Reasons behind the Proposed Real Estate Market Rebound in 2009

When compared to the past few decades, the year 2007 remains among the worst years for real estate markets. Some people have begun comparing the current downfall with the historic downturn that took place in the 1980s. Though it is still not likely that the prices are going to improve during the current year, there are certain indications of recovery for the market within the next year. This may indicate an increase in the prices that fell sharply over the past few months. A good reason behind this anticipation is the frightening fact that the price is likely to hit rock bottom this year and prices simply cannot begin to improve until such a time.

To better understand the possibility of recovery, one must first analyze the factors contributing to the current market slump. One such factor is the doubling of prices that occurred in many states between the years 2000 and 2005; and in fact, there was even tripling in some cases. As such, a very significant number of people, particularly first time buyers, became unable to purchase homes. With a continuing decline in the number of persons able to afford homes, housing sales and prices also decreased.

Lately, news headlines have confirmed lately that sub prime loans have also been contributory in the recent crash. A great number of the loans that were issued over the past few years were actually for buyers who had below average credit scores. Moreover, many loans had been issued with minimum down payments. As real estate prices ceased to increase two years ago, many buyers were surprised to discover that the value of their mortgage had already surpassed their home's current price by a significant amount.

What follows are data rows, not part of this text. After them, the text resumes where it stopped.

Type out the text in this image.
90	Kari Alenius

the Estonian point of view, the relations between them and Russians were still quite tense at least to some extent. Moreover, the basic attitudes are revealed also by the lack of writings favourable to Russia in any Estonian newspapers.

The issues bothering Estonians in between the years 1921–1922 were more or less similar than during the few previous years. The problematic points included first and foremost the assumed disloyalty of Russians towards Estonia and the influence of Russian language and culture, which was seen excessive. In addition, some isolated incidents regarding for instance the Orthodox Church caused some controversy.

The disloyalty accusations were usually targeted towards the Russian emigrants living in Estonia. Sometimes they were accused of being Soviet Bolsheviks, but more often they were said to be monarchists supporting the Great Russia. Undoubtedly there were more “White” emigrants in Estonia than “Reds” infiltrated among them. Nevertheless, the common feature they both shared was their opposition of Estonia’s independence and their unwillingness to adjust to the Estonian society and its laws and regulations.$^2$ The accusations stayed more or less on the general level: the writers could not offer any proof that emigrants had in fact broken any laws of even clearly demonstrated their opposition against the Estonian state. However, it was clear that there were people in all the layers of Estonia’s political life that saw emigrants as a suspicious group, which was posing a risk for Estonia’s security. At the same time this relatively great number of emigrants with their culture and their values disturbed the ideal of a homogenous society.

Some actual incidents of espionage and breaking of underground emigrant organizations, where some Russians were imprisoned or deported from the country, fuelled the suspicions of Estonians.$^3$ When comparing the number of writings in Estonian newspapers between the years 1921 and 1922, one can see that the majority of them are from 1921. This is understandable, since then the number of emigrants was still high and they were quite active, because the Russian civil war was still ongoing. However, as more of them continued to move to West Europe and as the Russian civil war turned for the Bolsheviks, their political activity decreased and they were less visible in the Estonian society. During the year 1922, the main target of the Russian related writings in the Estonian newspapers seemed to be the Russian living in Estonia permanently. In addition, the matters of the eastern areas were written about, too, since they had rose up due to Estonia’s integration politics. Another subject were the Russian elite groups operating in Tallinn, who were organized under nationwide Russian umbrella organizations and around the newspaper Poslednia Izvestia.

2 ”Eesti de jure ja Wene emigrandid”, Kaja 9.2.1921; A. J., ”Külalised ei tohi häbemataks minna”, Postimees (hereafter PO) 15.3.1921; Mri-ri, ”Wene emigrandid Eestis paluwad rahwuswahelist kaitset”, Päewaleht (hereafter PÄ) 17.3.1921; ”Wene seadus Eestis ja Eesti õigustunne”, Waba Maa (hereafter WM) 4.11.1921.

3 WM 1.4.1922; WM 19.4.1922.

As a result, the number of persons defaulting on their loans began to increase and foreclosure rates quickly followed suit. With an increased foreclosure rate, people are now even more eager to sell their homes. To make the situation even worse, the country is now embarking on an economic crisis and the resultant layoffs in many states have further increased the rates of defaults and foreclosures.

Though a great deal of time has already passed, homeowners are now being offered assistance which may act to slow the rate of increase of foreclosures. It is furthermore expected to assist in stabilizing the market by reducing the high property inventory throughout the country.

A critical point to be noted is that though newspapers are continuously expressing their worries regarding the real estate crash, there still remain some areas where prices continue to increase rather than decrease. On average, national real estate prices are approximately 5% lower than the previous year. Nevertheless, many urban areas continue to experience increases. This is mainly because of first-time home-owners who are still able to afford to purchase homes as well as retiring homeowners now seeking to sell their homes and relocate to retirement communities or smaller properties. These areas include Bismarck, North Dakota; Beaumont, Texas; Salt Lake City, Utah; and Charlotte, North Carolina.